When Sue Ellen realises the family’s penniless status she accepts the notion that she will have to find a job and believes it to be a minor setback figuring that she would easy find a cushy position in a firm that will take advantage of her fashion savvy. But reality soon sets in. After a short stint slopping swill at “Clown Dog” where she meets Gus (John Getz), another entrepreneurial kid working his way through college, her hopes are raised when she spots an ad for receptionist at a garment company. But through a series of white lies she unexpectedly ends up being the administrative assistant to Rose (Joanna Cassidy) who runs the division. This does not sit well with the current hostile and suspicious receptionist Carolyn that was pegged to get the job (Jayne Brook).

It quickly becomes a balancing act that includes creative ways to get her job done, stave off Rose’s boyfriend, keeping Carolyn at bay while developing her relationship with Gus. To make matters worse, Sue Ellen has been dipping into petty cash to keep the family afloat only to learn that her siblings have also discovered ‘petty cash’ while slacking at the few duties she has given them. All these complications come to an intersection when a clothing line fails to sell and Sue Ellen tries to save Rose, the company, and the family at an event she stages in her own home … only to have mom come home early.

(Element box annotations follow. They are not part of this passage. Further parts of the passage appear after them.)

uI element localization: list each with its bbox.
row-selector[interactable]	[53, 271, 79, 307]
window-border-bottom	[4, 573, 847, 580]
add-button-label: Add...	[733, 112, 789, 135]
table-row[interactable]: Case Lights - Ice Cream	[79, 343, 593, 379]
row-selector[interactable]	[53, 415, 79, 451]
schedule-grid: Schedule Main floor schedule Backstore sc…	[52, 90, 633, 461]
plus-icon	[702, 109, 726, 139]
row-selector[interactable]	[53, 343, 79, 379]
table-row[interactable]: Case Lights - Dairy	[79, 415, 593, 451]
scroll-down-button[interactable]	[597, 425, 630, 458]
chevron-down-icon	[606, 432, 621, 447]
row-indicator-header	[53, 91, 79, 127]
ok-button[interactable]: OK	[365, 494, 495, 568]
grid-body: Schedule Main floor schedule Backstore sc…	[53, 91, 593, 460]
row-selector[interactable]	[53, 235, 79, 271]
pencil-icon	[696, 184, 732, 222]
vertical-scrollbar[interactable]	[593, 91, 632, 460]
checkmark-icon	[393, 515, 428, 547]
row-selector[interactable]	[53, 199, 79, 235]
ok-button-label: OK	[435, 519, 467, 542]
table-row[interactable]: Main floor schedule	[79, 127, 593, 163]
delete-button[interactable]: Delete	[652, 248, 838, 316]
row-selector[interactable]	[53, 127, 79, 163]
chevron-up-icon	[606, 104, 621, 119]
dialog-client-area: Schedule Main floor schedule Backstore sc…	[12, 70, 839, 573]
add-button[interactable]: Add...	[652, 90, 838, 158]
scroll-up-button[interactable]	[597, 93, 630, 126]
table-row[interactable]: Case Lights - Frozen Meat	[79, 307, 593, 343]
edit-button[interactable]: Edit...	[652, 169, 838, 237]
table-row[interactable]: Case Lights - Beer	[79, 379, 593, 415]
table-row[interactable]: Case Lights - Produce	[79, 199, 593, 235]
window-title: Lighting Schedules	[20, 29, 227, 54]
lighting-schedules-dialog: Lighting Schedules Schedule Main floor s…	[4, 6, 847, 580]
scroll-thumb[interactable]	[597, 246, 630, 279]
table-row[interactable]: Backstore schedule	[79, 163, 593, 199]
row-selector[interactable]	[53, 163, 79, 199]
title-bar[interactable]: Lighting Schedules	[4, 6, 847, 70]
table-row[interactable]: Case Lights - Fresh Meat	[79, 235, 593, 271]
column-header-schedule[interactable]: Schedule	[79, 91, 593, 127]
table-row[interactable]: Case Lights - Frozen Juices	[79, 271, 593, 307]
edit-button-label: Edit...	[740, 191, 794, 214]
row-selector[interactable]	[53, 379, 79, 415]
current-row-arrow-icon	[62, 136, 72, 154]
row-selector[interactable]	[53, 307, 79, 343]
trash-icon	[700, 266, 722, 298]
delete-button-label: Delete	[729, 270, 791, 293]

Given all the talent (that includes future Scream Queen Danielle Harris and future X-Filer David Duchovny) and a decent story one could assume that this would be one of the better comedies of the era. But coming as a cross between Weekend at Bernie’s and Working Girl, with a coming-of-age premise for good measure it underperforms pretty much in every category. The comedy is mostly flat as are most of the characters. The title is misleading in that the death of the sitter is dealt with rather swiftly and is only tangentially tied in with the events that follow. Even for a comedy there is so little plausibility in all the schemes that it manages to detract and distract.

This movie has pulse as that of the dead babysitter. And you can tell that to mom.